The United Nations Human Rights Council held its first-ever special session on Thursday focusing on the mullahs’ regime and atrocities committed by its forces against the Iranian people during the recent protests. The Council has voted 25-6 to condemn human rights violations by the mullahs’ regime in Iran and launch a first-ever investigative mission into the crimes committed by this regime and its forces against the Iranian people.

The international community should back this initiative regarding the regime’s crimes, send a delegation to visit Iran’s prisons and meet with political prisoners without the presence of regime officials and authorities, and thus take action to hold responsible the regime’s senior officials and all those involved in these crimes.

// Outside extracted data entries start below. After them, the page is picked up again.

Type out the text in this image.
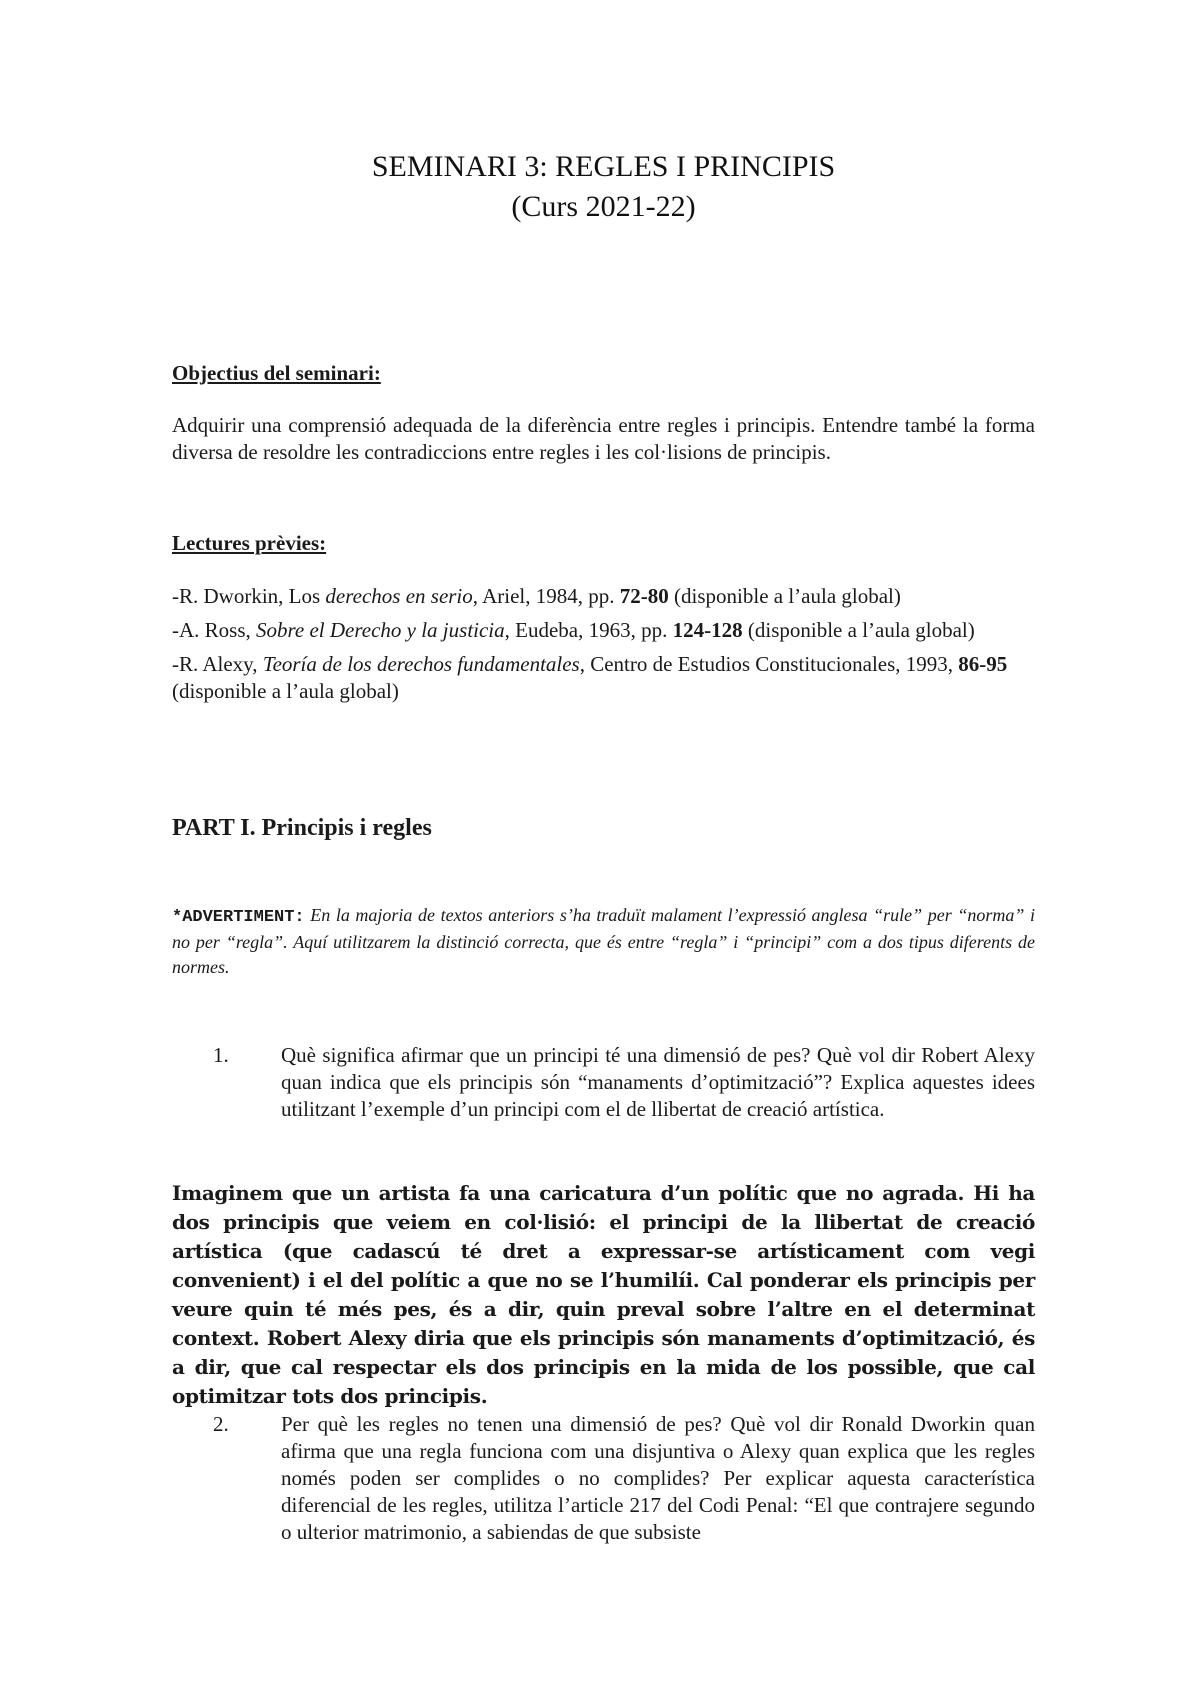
SEMINARI 3: REGLES I PRINCIPIS
(Curs 2021-22)
Objectius del seminari:
Adquirir una comprensió adequada de la diferència entre regles i principis. Entendre també la forma diversa de resoldre les contradiccions entre regles i les col·lisions de principis.
Lectures prèvies:
-R. Dworkin, Los derechos en serio, Ariel, 1984, pp. 72-80 (disponible a l’aula global)
-A. Ross, Sobre el Derecho y la justicia, Eudeba, 1963, pp. 124-128 (disponible a l’aula global)
-R. Alexy, Teoría de los derechos fundamentales, Centro de Estudios Constitucionales, 1993, 86-95 (disponible a l’aula global)
PART I. Principis i regles
*ADVERTIMENT: En la majoria de textos anteriors s’ha traduït malament l’expressió anglesa “rule” per “norma” i no per “regla”. Aquí utilitzarem la distinció correcta, que és entre “regla” i “principi” com a dos tipus diferents de normes.
1.	Què significa afirmar que un principi té una dimensió de pes? Què vol dir Robert Alexy quan indica que els principis són “manaments d’optimització”? Explica aquestes idees utilitzant l’exemple d’un principi com el de llibertat de creació artística.
Imaginem que un artista fa una caricatura d’un polític que no agrada. Hi ha dos principis que veiem en col·lisió: el principi de la llibertat de creació artística (que cadascú té dret a expressar-se artísticament com vegi convenient) i el del polític a que no se l’humilíi. Cal ponderar els principis per veure quin té més pes, és a dir, quin preval sobre l’altre en el determinat context. Robert Alexy diria que els principis són manaments d’optimització, és a dir, que cal respectar els dos principis en la mida de los possible, que cal optimitzar tots dos principis.
2.	Per què les regles no tenen una dimensió de pes? Què vol dir Ronald Dworkin quan afirma que una regla funciona com una disjuntiva o Alexy quan explica que les regles només poden ser complides o no complides? Per explicar aquesta característica diferencial de les regles, utilitza l’article 217 del Codi Penal: “El que contrajere segundo o ulterior matrimonio, a sabiendas de que subsiste
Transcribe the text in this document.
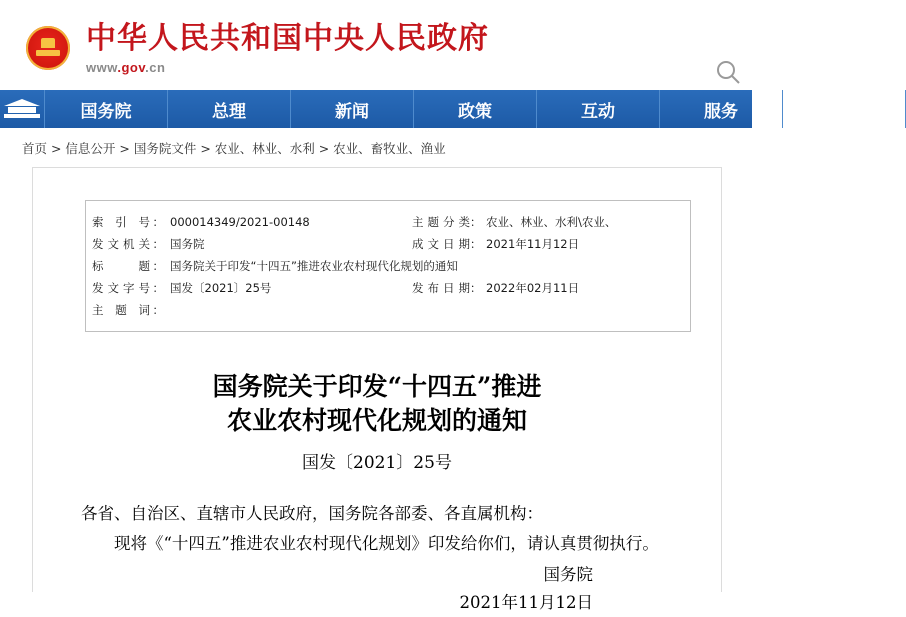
中华人民共和国中央人民政府
www.gov.cn
国务院	总理	新闻	政策	互动	服务	数据
首页 > 信息公开 > 国务院文件 > 农业、林业、水利 > 农业、畜牧业、渔业
索引号：	000014349/2021-00148	主题分类：	农业、林业、水利\农业、
发文机关：	国务院	成文日期：	2021年11月12日
标题：	国务院关于印发“十四五”推进农业农村现代化规划的通知		
发文字号：	国发〔2021〕25号	发布日期：	2022年02月11日
主题词：			
国务院关于印发“十四五”推进
农业农村现代化规划的通知
国发〔2021〕25号

各省、自治区、直辖市人民政府，国务院各部委、各直属机构：

现将《“十四五”推进农业农村现代化规划》印发给你们，请认真贯彻执行。

国务院
2021年11月12日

At the same time, in a cross-party initiative, British lawmakers joined a conference on Iran’s ongoing nationwide uprising and supported the Iranian people and their organized Resistance movement in their quest for liberty and democracy. The event featured speeches from Mrs. Marayam Rajavi, the President-elect of the Iranian opposition coalition National Council of Resistance of Iran (NCRI), and prominent British lawmakers and distinguished politicians who expressed their support of the Iranian people’s democratic revolution while renouncing any form of dictatorship in the future of Iran.

The protests in Iran began following the death of Mahsa Amini. Mahsa (Zhina) Amini, a 22-year-old woman from the city of Saqqez in Kurdistan Province, western Iran, who traveled to Tehran with her family, was arrested on Tuesday, September 13, at the entry of Haqqani Highway by the regime’s so-called “Guidance Patrol” and transferred to the “Moral Security” agency.

She was brutally beaten by the morality police and died of her wounds in a Tehran hospital on September 16. The event triggered protests that quickly spread across Iran and rekindled the people’s desire to overthrow the regime.